A defiant and obstinate look came over Hermione Bourbon's face. "Well, it's not completely impossible, is it? He seems so bitter about everything and the dates coincide."

"Could be an isolated incident. You're reading too much into it. It's just Snape being Snape."

"By definition, an isolated incident is isolated. You haven't seen it, he really, really hates Harry."

"There must be a reason. It's a small world down here, I can give you the names of at least two kids that my own grown-ass parents would hate on sight, just because of bad relations."

"They've never met before," the girl dismissed. "Given the difference between the two families' geography, occupations, and lifestyle, what are the odds that their only common point is a famous homicidal maniac?"

"Supposing what you say is true," Sebastian continued relentlessly, "how in the world was a convict allowed to teach for all these years? Most of these guys are behind bars or laying low in their manors. And more importantly, what's the endgame? Bloody killing the kid?"

"Very unlikely, given that you're talking about a murder, which, at least in Harry's case, would occur in a castle full of trained teachers. A disorganised idiot might have the impulsiveness for such an attack, and Professor Snape's not an idiot. He would take the time to scout out the risks."

"So what, the bullying is part of some elaborate methodical plan?"

They started talking really fast about murder plans and wizarding wars but in Marcus's mind, they might as well be discussing the floo network in third world countries. "Mind explaining to the rest of us what the hell you're talking about?"

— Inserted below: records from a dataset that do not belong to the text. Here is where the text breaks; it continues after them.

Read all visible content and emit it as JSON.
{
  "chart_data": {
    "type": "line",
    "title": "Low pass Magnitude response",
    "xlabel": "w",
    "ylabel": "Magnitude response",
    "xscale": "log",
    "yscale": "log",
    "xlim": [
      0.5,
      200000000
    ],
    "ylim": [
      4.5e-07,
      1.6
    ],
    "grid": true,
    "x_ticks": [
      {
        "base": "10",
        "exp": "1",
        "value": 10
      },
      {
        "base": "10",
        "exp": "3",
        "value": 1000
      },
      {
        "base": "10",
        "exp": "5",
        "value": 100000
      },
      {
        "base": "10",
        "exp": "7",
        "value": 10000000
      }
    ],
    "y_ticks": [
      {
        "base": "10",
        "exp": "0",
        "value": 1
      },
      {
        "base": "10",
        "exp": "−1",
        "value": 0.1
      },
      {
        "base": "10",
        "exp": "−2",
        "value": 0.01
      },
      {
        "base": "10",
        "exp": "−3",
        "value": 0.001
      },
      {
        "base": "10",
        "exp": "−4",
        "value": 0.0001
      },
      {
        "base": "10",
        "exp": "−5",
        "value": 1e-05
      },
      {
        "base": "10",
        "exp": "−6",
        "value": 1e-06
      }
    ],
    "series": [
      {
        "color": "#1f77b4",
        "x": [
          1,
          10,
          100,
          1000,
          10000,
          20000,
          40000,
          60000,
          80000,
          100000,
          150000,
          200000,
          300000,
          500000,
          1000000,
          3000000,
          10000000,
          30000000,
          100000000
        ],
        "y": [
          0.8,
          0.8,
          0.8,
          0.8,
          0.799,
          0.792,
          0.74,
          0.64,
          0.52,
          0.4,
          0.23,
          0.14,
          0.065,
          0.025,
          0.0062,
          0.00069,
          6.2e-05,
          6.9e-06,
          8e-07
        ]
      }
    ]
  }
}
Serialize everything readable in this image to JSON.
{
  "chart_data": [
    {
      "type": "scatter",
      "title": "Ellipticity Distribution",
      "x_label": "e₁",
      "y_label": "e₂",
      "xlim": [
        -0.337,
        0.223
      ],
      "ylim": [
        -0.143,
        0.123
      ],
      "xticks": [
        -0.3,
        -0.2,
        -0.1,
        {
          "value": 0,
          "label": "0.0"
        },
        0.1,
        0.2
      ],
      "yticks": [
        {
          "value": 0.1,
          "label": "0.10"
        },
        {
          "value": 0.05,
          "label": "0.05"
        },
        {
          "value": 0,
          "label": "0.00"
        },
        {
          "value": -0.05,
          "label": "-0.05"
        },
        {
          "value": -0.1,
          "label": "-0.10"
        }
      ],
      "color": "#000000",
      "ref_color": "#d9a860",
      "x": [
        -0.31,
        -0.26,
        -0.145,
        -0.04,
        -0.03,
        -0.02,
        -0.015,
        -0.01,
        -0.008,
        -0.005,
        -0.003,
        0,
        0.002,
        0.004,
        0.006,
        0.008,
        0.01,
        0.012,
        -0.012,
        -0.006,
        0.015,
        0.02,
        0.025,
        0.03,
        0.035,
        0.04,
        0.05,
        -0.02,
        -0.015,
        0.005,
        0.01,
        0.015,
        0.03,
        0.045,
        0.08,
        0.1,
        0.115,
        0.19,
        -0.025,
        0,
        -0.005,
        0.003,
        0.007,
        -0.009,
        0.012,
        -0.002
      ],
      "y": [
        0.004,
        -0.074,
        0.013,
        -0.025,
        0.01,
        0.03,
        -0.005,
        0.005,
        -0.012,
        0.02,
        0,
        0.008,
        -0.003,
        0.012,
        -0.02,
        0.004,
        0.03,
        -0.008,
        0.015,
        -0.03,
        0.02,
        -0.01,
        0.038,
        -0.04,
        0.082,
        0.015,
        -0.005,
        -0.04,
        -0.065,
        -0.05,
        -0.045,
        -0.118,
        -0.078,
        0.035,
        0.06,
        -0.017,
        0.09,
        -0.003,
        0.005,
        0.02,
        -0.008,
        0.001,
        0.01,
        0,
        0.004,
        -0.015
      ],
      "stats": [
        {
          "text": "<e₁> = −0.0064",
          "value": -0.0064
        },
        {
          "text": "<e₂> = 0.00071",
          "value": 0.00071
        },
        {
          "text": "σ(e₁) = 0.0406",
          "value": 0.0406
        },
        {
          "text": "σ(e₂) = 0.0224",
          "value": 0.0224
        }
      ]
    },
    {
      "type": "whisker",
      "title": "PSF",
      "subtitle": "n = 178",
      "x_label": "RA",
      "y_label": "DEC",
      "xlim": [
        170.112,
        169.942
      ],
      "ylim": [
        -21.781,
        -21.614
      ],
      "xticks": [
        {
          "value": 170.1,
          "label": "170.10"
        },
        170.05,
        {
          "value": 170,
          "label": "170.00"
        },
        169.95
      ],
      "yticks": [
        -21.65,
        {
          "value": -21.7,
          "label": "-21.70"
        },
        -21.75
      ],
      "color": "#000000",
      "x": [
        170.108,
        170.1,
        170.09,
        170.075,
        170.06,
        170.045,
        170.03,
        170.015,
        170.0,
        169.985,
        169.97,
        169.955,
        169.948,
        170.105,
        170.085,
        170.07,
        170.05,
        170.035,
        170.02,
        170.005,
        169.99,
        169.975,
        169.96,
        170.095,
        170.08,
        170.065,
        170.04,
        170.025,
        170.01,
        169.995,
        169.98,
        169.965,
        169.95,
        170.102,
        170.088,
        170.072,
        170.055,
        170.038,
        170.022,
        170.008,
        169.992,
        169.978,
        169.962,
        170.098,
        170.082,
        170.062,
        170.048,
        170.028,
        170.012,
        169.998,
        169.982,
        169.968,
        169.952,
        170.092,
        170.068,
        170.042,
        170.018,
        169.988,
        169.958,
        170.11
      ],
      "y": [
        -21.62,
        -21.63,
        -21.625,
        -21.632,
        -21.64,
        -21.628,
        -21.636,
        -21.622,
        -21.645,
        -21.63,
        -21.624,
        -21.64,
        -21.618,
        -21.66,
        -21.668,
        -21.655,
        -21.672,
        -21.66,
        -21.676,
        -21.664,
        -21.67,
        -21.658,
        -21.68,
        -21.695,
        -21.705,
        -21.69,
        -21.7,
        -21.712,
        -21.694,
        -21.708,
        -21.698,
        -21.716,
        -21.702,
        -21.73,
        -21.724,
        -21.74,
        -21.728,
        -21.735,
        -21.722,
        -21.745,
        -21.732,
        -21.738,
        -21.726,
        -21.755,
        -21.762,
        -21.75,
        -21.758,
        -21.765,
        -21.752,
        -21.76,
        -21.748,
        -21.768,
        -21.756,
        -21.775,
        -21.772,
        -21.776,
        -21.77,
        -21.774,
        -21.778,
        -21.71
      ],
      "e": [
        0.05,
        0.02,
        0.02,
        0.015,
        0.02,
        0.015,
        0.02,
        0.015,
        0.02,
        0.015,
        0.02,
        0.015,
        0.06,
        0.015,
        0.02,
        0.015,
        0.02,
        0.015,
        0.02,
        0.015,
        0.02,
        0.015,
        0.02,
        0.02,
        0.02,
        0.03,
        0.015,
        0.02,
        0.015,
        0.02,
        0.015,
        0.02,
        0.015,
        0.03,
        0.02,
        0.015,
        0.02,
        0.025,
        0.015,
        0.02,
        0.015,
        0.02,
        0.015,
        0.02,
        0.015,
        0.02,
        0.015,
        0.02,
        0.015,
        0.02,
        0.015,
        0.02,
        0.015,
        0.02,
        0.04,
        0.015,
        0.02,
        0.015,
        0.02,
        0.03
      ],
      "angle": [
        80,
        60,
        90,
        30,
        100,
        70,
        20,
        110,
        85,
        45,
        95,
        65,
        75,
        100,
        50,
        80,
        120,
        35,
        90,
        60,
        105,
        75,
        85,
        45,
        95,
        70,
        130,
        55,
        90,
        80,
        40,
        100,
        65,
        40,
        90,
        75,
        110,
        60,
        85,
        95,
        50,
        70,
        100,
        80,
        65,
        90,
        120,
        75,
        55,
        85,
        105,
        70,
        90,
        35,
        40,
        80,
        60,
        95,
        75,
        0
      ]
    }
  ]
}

"Shut up, Marcus," Sebastian said irritably before turning back to the first-year. "Look, taking down somebody far-famed, under the nose of Dumbledore, just out of revenge, in a span of a year—long shot. That kind of bloodlust toward one kid, combined with such high-level control..." His voice trailed off. "I can't picture it. It doesn't fit."

"But a full grown man randomly deciding to make a child's life hell, going out of his way to do so, said child just happening to be Harry Potter—that makes sense?"

"Coincidences happen."

"It's not a coincidence!"

"Then, what?"

"We need information. I know: we'll ask around. What a great idea! Wish I would have thought of it!"

"Now she's all mad and sarcastic," Sebastian sing-sang. "You're lucky I'm a curious person, I'll help. Well, Marcky will help and I'll help him help!"

"What do you want me to look for?" Marcus asked. Because what the hell, humouring the two lunatics seemed like the safest option here.

Hermione's brown eyes got big as saucers as she ripped a parchment and quickly scribbled on it, muttering, "Obviously family relations... Maybe records, letters? Or pictures? If your parents know anything—"

Marcus snagged the paper. "Fine, whatever," he said. "But if you tell anyone, I'll rip your ears off and staple them to your neck."

Hermione beamed at him. "Oh, thank you so much! I'll leave you alone now. Have a good evening!"

"Yeah." Like it's been amazing so far. "You too."